FWIW I'm beginning to wonder about the wisdom of using the term 'Lexit' in the thread title; that might be encouraging some to think that 'we' have to address this question within the absurd time-frame of the post A50 negotiations. The dilemma of what the left should do is ages old; undeniably we have the prospect of a changed specific context within which the question is framed, but it does really raise the same old debates about gradualism vrs revolutionary change and vanguardist vrs autonomous etc.
 
Give me something then. What should be done? It is fucking depressing reading this forum sometimes, because apparently everything is shit and hopeless and doomed from the start, apart from obscure workplace and community organising which not only seems to be achieving precisely fuck all but has scant evidence for even existing.
Are you reading the same thread as me? I'm not seeing despair.

If you're expecting sudden global change, then you really need to recalibrate your expectations. Not least because the superstructure in which you're putting your faith will not change independent of the base. Those structures - state, banks, political parties - service the property relations of our current mode of production. As emanymton said, they won't turn up for a cafe reservation in the name of Yanis, and vote to change themselves.

Look at previous overnight successes: the Spanish revolution, which seems to many to suddenly spring into being as a reaction against the military putsch, is described in Murray Bookchin's book The Spanish Anarchists: the heroic years 1868-1936. The title itself is a clue.

"Their movement's 'heroic years,' 1868 - 1938, were marked by a fascinating process of experimentation on organisational forms, decision-making techniques, educational goals, and methods of struggle". (p228)

In other words, there has to be groundwork. There has to be substance behind the ideals.

There were working class networks in the UK, but Thatcherism deliberately destroyed them. She didn't believe in society. She wanted individuals out for themselves.

So we need to rebuild community as a concept, an ideal; the worth of community needs to be reestablished, as well as communities needing to be reestablished as functioning social organs.

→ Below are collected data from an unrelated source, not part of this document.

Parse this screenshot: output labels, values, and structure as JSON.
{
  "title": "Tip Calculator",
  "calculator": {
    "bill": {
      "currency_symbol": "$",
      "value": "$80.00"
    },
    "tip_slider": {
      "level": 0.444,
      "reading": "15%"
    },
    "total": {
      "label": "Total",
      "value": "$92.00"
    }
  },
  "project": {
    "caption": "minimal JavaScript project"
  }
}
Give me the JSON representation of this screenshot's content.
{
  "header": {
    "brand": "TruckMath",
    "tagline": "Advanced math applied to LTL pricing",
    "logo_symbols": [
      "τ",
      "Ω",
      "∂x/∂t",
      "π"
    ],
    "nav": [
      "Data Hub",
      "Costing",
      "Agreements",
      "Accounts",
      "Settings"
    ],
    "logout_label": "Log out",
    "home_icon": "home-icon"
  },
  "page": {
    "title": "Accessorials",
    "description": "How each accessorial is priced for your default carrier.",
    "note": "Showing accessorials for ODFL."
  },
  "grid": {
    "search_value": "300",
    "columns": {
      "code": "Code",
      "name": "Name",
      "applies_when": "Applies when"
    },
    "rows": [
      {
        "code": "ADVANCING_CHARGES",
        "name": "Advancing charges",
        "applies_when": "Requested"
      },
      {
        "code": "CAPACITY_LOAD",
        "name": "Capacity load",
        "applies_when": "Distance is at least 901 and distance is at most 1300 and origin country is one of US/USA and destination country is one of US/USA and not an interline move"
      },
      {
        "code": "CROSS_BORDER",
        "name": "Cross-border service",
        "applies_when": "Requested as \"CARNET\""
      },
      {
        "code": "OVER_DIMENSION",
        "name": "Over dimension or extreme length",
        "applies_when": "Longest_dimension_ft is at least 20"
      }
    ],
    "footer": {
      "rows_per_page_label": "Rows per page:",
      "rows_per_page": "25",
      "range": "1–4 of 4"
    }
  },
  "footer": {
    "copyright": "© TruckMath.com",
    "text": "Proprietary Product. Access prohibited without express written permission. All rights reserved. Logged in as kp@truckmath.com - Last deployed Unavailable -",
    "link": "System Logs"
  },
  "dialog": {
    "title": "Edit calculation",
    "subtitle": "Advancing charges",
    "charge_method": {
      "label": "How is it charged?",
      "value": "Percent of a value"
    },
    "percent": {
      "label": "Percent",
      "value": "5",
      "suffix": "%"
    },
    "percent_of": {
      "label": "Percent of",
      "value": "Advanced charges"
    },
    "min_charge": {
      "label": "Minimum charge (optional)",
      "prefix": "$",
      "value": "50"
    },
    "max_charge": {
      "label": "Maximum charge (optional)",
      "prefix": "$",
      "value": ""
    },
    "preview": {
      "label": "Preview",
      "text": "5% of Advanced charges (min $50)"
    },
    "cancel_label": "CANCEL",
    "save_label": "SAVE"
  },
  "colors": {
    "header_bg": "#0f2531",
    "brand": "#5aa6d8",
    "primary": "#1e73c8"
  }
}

But more than that: Thatcher destroyed community because she knew it was a bulwark against the changes she wanted to make. She needed to break down the post war consensus and establish a new 'common sense', and strong community was an alternative power base. Communities can foster their own values, allowing people to question the establishment values propagated in the media. That's their danger.

But this requires rethinking what you think of as politics. Politics as defined by the BBC is the coming and going of groups of managers in government. But what if instead it's the battle of ideas in the culture and life of society, fought by establishing alternative relationships and alternative loci of management and decision making?

So community as the concept of people who live together needs to be reestablished (rather than 'community' as an identity e.g. The gay community). And therefore within that, diversity as a lived reality needs to be shown to be an aspect of community. This can only come by living together, cooperating in common cause. It can't be dispensed from above, like a jug filling a vessel.